A: Communication. It doesn’t matter what the service level is or what products are used, but there needs to be a strong communication channel between partners. Even if something has gone wrong, communication is key. Customers shouldn’t be left in the dark about what’s happening in their IT environment. If the customer understands what’s going on and what’s being done to resolve it, it will help deepen the level of trust in the partnership. Customers expect proactive advice from their MSPs, and for them to both follow-up on outstanding tasks or issues and follow-through to maximize their IT systems and keep their employees productive. If an MSP does those things, organizations can fully leverage IT to transform their business.
Q: How do MSPs help organizations address the shortage of IT talent?
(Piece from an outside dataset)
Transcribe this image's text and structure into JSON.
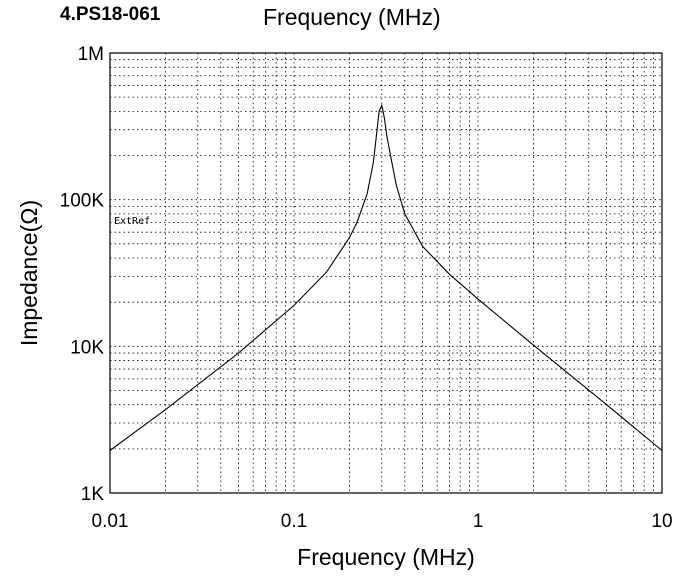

A: More companies are turning to MSPs because of the access to deep and broad technical resources. For small and midsize businesses, retaining IT talent is tough. When they have an IT person leave, that knowledge and expertise goes with them. There are also new technologies constantly emerging, like internet of things (IoT) and bring your own devices (BYOD), that create greater IT complexity for those organizations. The need to have a team of dedicated, high-caliber IT experts has grown exponentially, so more and more companies are turning to MSPs. With the increase in MSPs, companies can find that ally that helps achieve their business objectives through information technology.
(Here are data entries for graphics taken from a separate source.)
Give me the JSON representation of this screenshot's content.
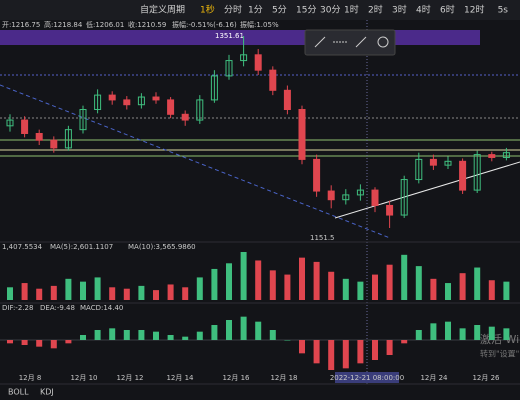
{
  "toolbar": {
    "period": "自定义周期",
    "intervals": [
      "1秒",
      "分时",
      "1分",
      "5分",
      "15分",
      "30分",
      "1时",
      "2时",
      "3时",
      "4时",
      "6时",
      "12时"
    ],
    "right": "5s"
  },
  "info": [
    "开:1216.75",
    "高:1218.84",
    "低:1206.01",
    "收:1210.59",
    "振幅:-0.51%(-6.16)",
    "振幅:1.05%"
  ],
  "price_labels": {
    "high": "1351.61",
    "low": "1151.5"
  },
  "candles": [
    [
      1258,
      1270,
      1252,
      1264
    ],
    [
      1264,
      1268,
      1246,
      1250
    ],
    [
      1250,
      1254,
      1238,
      1243
    ],
    [
      1243,
      1247,
      1230,
      1235
    ],
    [
      1235,
      1258,
      1232,
      1254
    ],
    [
      1254,
      1279,
      1250,
      1275
    ],
    [
      1275,
      1296,
      1271,
      1290
    ],
    [
      1290,
      1294,
      1280,
      1285
    ],
    [
      1285,
      1289,
      1275,
      1280
    ],
    [
      1280,
      1292,
      1276,
      1288
    ],
    [
      1288,
      1293,
      1281,
      1285
    ],
    [
      1285,
      1288,
      1266,
      1270
    ],
    [
      1270,
      1274,
      1258,
      1264
    ],
    [
      1264,
      1290,
      1260,
      1285
    ],
    [
      1285,
      1316,
      1282,
      1310
    ],
    [
      1310,
      1332,
      1306,
      1326
    ],
    [
      1326,
      1351.61,
      1320,
      1332
    ],
    [
      1332,
      1338,
      1311,
      1316
    ],
    [
      1316,
      1320,
      1290,
      1295
    ],
    [
      1295,
      1300,
      1270,
      1275
    ],
    [
      1275,
      1279,
      1218,
      1223
    ],
    [
      1223,
      1228,
      1184,
      1190
    ],
    [
      1190,
      1196,
      1172,
      1181
    ],
    [
      1181,
      1192,
      1176,
      1186
    ],
    [
      1186,
      1197,
      1180,
      1191
    ],
    [
      1191,
      1194,
      1168,
      1175
    ],
    [
      1175,
      1180,
      1151.5,
      1165
    ],
    [
      1165,
      1206,
      1162,
      1202
    ],
    [
      1202,
      1230,
      1198,
      1223
    ],
    [
      1223,
      1228,
      1212,
      1217
    ],
    [
      1217,
      1226,
      1213,
      1221
    ],
    [
      1221,
      1224,
      1187,
      1191
    ],
    [
      1191,
      1232,
      1188,
      1228
    ],
    [
      1228,
      1231,
      1221,
      1225
    ],
    [
      1225,
      1235,
      1222,
      1230
    ]
  ],
  "volume_labels": [
    "1,407.5534",
    "MA(5):2,601.1107",
    "MA(10):3,565.9860"
  ],
  "volume": [
    900,
    1200,
    800,
    1000,
    1500,
    1300,
    1600,
    900,
    800,
    1000,
    700,
    1100,
    900,
    1600,
    2200,
    2600,
    3400,
    2800,
    2100,
    1800,
    3000,
    2700,
    2000,
    1500,
    1300,
    1800,
    2500,
    3200,
    2400,
    1500,
    1200,
    1900,
    2300,
    1400,
    1300
  ],
  "macd_labels": [
    "DIF:-2.28",
    "DEA:-9.48",
    "MACD:14.40"
  ],
  "macd": [
    -2,
    -3,
    -4,
    -5,
    -2,
    3,
    6,
    7,
    6,
    6,
    5,
    3,
    2,
    5,
    9,
    12,
    14,
    11,
    6,
    0,
    -8,
    -14,
    -18,
    -17,
    -14,
    -12,
    -9,
    -2,
    6,
    10,
    11,
    7,
    9,
    8,
    7
  ],
  "dates": [
    "12月 8",
    "12月 10",
    "12月 12",
    "12月 14",
    "12月 16",
    "12月 18",
    "2022-12-21 08:00:00",
    "12月 24",
    "12月 26"
  ],
  "watermark": [
    "激活 Win",
    "转到\"设置\"以"
  ],
  "indicators": [
    "BOLL",
    "KDJ"
  ]
}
Q: How do you think IT support will change over the next 10 years?
A: In the next 10 years, I think the need for IT as a service will grow for organizations. Years ago, large manufacturing plants relied on their own local electric substations. They would hire an entire group to maintain that substation. Eventually, electricity became a service, so they were able to outsource many of those responsibilities to another company. I see IT going in that same direction, which will make MSPs more relevant on a daily basis. Even for those organizations that currently have an internal IT team, IT complexity is increasing at such a rapid rate that they’ll look to an MSP to augment their existing teams. MSPs can support your internal team for large projects like cloud migrations, risk assessments, and technology refreshes, or by offloading recurring operational IT tasks so internal teams can focus on business objectives.
Q: What is the biggest challenge in your role?
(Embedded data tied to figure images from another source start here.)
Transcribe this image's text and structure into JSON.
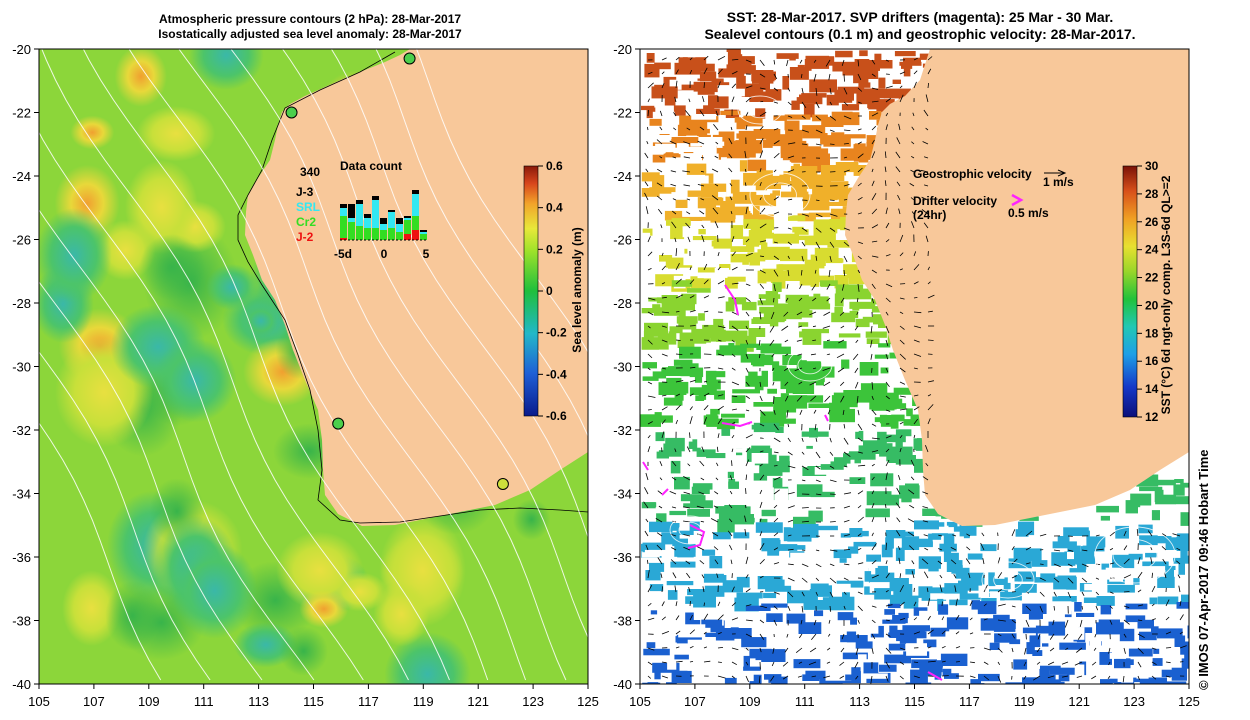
{
  "left_panel": {
    "title_line1": "Atmospheric pressure contours (2 hPa): 28-Mar-2017",
    "title_line2": "Isostatically adjusted sea level anomaly: 28-Mar-2017",
    "colorbar": {
      "label": "Sea level anomaly (m)",
      "ticks": [
        "0.6",
        "0.4",
        "0.2",
        "0",
        "-0.2",
        "-0.4",
        "-0.6"
      ],
      "range": [
        -0.6,
        0.6
      ]
    },
    "data_count": {
      "title": "Data count",
      "total": "340",
      "legend": [
        {
          "name": "J-3",
          "color": "#000000"
        },
        {
          "name": "SRL",
          "color": "#33e8f2"
        },
        {
          "name": "Cr2",
          "color": "#33dd22"
        },
        {
          "name": "J-2",
          "color": "#ee1111"
        }
      ],
      "axis_labels": [
        "-5d",
        "0",
        "5"
      ]
    },
    "tide_gauges": [
      {
        "lon": 118.5,
        "lat": -20.3,
        "color": "#4ccf4c"
      },
      {
        "lon": 114.2,
        "lat": -22.0,
        "color": "#4ccf4c"
      },
      {
        "lon": 115.9,
        "lat": -31.8,
        "color": "#4ccf4c"
      },
      {
        "lon": 121.9,
        "lat": -33.7,
        "color": "#cddf3c"
      }
    ]
  },
  "right_panel": {
    "title_line1": "SST: 28-Mar-2017. SVP drifters (magenta): 25 Mar - 30 Mar.",
    "title_line2": "Sealevel contours (0.1 m) and geostrophic velocity: 28-Mar-2017.",
    "colorbar": {
      "label": "SST (°C) 6d ngt-only comp. L3S-6d QL>=2",
      "ticks": [
        "30",
        "28",
        "26",
        "24",
        "22",
        "20",
        "18",
        "16",
        "14",
        "12"
      ],
      "range": [
        12,
        30
      ]
    },
    "velocity_legend": {
      "geostrophic_label": "Geostrophic velocity",
      "geostrophic_scale": "1 m/s",
      "drifter_label": "Drifter velocity",
      "drifter_sub": "(24hr)",
      "drifter_scale": "0.5 m/s"
    }
  },
  "axes": {
    "y_ticks": [
      "-20",
      "-22",
      "-24",
      "-26",
      "-28",
      "-30",
      "-32",
      "-34",
      "-36",
      "-38",
      "-40"
    ],
    "x_ticks": [
      "105",
      "107",
      "109",
      "111",
      "113",
      "115",
      "117",
      "119",
      "121",
      "123",
      "125"
    ],
    "lon_range": [
      105,
      125
    ],
    "lat_range": [
      -40,
      -20
    ]
  },
  "credit": "© IMOS 07-Apr-2017 09:46 Hobart Time"
}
A: Staying current. There’s so much that goes on under the hood to maintain an IT environment, and each element is constantly being updated and modified. I’m always reading up on advancements and updates to technology for each of the industries we serve with different blogs, certifications, and publications. I also try to be as involved as I can with the external IT community, by collaborating with peers at conferences, seminars, and networking events. Not only do I focus on my personal development, but it’s also my responsibility to make sure we maintain or achieve company-level certifications with our vendors so we can show our value and industry excellence to customers. Because I’m on mailing lists for Dell, SolarWinds, Fortinet, HPE and Microsoft, I’m always in the loop about monthly product updates and big announcements that can expand our service offerings.